Senator Rand Paul, who was once considered a top-tier GOP candidate—the slicker, more mainstream version of his father, who might be able to appeal to a wider GOP constituency—has dropped out of the race after failing to get even a quarter of his father’s support in the Iowa caucuses. Paul’s poor performance is partly due to his own doing and his own political challenges: As many commentators have pointed out, his uneasy efforts to broaden his base beyond hardcore Ron Paul fans lost him some support among that group, even as his continued association with his father’s brand made more traditional Republicans wary. And despite a strong performance in the last debate, Paul often came across as joyless and didactic throughout the campaign.
Ultimately, however, Paul’s collapse is more about the mood of the party and the country than it is about any strategic missteps by him. 2016 is looking more like the year of the angry, middle- or working-class nationalist—in other words, of Andrew Jackson—than the year of the principled Jeffersonian libertarian. Sen.
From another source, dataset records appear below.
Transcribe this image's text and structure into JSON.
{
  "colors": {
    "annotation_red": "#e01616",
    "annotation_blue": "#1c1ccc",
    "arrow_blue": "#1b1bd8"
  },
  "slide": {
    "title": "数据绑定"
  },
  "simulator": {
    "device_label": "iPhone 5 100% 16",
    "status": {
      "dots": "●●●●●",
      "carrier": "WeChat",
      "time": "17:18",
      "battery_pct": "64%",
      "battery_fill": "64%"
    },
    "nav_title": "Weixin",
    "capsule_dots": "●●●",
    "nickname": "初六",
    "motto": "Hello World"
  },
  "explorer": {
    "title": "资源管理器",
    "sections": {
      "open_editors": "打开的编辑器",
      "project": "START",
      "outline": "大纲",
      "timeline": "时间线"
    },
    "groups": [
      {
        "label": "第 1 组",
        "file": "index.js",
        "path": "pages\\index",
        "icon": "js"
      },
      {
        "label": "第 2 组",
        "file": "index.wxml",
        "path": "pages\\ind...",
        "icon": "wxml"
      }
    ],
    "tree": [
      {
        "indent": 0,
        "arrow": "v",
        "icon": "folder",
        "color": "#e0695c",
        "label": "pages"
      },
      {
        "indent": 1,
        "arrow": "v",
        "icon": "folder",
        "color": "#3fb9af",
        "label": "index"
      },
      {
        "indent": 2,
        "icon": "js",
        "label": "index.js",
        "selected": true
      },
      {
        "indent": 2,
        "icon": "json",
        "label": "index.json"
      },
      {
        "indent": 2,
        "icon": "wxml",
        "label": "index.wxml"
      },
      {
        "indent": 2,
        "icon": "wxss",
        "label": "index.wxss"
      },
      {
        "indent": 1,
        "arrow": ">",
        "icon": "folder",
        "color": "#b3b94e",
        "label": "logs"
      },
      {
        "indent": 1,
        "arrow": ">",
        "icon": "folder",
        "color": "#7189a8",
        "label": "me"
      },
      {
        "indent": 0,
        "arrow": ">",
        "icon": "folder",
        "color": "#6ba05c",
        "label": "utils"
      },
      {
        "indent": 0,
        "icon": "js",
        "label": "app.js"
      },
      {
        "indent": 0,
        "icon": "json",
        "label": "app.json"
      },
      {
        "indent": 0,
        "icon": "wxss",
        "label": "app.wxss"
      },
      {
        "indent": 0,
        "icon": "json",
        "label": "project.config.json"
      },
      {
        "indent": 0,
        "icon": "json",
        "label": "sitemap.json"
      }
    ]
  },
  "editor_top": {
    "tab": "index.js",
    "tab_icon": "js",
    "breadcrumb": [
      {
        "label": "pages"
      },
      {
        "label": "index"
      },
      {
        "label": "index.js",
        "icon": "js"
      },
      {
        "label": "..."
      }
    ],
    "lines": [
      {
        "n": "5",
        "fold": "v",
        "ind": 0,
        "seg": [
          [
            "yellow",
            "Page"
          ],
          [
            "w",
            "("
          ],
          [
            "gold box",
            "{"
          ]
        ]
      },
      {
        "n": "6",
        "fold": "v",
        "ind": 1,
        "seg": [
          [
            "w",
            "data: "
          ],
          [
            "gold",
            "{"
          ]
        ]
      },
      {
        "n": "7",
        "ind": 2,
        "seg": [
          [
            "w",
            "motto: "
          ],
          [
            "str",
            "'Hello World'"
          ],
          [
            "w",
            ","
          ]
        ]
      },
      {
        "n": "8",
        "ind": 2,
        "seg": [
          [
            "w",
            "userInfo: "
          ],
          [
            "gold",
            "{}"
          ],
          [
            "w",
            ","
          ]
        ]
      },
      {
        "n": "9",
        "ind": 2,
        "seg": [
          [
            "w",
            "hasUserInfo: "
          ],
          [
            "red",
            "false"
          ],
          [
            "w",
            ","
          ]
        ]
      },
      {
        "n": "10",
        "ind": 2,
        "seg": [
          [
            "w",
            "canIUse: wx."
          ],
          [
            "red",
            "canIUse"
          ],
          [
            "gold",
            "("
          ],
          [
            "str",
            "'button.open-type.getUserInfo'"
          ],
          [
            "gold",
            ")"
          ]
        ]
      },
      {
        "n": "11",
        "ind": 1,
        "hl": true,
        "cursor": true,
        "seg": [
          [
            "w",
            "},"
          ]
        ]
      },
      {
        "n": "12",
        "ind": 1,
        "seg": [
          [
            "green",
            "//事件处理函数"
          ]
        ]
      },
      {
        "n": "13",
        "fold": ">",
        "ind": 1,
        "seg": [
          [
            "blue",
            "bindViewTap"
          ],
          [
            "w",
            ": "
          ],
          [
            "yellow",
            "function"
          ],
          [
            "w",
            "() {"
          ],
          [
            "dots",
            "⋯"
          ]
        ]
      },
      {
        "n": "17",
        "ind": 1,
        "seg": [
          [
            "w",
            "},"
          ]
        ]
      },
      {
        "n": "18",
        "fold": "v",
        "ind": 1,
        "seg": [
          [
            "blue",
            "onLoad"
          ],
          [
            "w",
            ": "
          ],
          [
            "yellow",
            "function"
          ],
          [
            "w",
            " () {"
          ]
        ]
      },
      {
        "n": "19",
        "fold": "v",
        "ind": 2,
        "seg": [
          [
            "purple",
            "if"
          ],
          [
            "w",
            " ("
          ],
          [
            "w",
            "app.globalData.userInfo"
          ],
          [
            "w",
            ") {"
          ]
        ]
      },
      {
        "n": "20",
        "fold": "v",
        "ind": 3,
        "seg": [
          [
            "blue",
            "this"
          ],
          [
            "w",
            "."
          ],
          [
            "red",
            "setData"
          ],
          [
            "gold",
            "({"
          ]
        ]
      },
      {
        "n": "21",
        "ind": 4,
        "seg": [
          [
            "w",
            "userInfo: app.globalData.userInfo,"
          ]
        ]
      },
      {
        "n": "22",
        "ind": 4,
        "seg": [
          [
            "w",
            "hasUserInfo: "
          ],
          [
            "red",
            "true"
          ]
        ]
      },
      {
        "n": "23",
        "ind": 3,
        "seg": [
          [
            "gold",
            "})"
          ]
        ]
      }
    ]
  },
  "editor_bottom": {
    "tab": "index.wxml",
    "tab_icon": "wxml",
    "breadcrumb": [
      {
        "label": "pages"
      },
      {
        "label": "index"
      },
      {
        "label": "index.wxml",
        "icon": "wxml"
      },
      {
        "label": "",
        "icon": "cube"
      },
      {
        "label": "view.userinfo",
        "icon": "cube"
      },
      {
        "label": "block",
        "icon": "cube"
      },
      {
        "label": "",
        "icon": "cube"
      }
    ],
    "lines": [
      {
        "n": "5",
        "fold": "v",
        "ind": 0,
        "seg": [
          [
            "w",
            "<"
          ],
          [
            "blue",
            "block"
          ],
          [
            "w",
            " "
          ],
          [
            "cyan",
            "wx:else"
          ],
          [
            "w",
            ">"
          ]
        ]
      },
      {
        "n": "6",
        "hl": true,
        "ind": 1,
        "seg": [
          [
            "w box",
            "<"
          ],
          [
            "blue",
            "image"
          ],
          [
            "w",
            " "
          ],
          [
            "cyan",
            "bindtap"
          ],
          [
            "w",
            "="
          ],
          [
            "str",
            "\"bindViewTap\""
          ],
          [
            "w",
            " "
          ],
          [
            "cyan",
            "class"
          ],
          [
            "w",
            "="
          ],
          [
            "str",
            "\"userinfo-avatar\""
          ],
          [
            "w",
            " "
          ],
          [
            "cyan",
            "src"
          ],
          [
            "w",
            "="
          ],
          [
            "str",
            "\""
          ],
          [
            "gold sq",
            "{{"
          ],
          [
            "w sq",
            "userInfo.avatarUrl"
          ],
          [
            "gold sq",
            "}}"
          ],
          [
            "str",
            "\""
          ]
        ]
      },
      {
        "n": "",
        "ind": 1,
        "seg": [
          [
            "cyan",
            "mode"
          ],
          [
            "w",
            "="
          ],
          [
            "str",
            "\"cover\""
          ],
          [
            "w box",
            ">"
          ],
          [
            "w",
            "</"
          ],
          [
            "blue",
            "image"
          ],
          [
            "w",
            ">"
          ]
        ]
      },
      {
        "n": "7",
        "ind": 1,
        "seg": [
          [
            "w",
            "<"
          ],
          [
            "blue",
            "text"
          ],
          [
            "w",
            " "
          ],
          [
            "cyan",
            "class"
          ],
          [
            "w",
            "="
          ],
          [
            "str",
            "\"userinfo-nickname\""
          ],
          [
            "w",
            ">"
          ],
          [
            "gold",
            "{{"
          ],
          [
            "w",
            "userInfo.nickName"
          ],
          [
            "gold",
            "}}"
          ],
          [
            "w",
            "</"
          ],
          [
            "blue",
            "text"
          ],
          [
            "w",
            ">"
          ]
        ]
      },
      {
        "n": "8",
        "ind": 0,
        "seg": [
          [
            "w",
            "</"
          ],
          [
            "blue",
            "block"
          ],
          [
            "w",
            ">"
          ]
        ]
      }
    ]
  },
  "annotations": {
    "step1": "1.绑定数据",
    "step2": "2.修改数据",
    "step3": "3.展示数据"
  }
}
Paul was Edward Snowden’s most high-profile booster in a year when anxieties about terrorism are pushing leading candidates to denounce the NSA leaks in harsher and harsher terms. He was a strong advocate for criminal justice reform in a year when the GOP race seems increasingly defined by Nixon-style law-and-order toughness. And, of course, Rand Paul was a champion of a less active foreign policy and a smaller military at a time when support for a more hawkish foreign policy is surging among Republicans.
In other words, it was probably impossible for a candidate like Paul to take the helm of the GOP in a year like this one. Jeffersonianism has a long history in America, but it has historically run into trouble in the face of global chaos and internal discontent. For now, and for the foreseeable future, Jeffersonians will need to be content with influencing the party from the sidelines.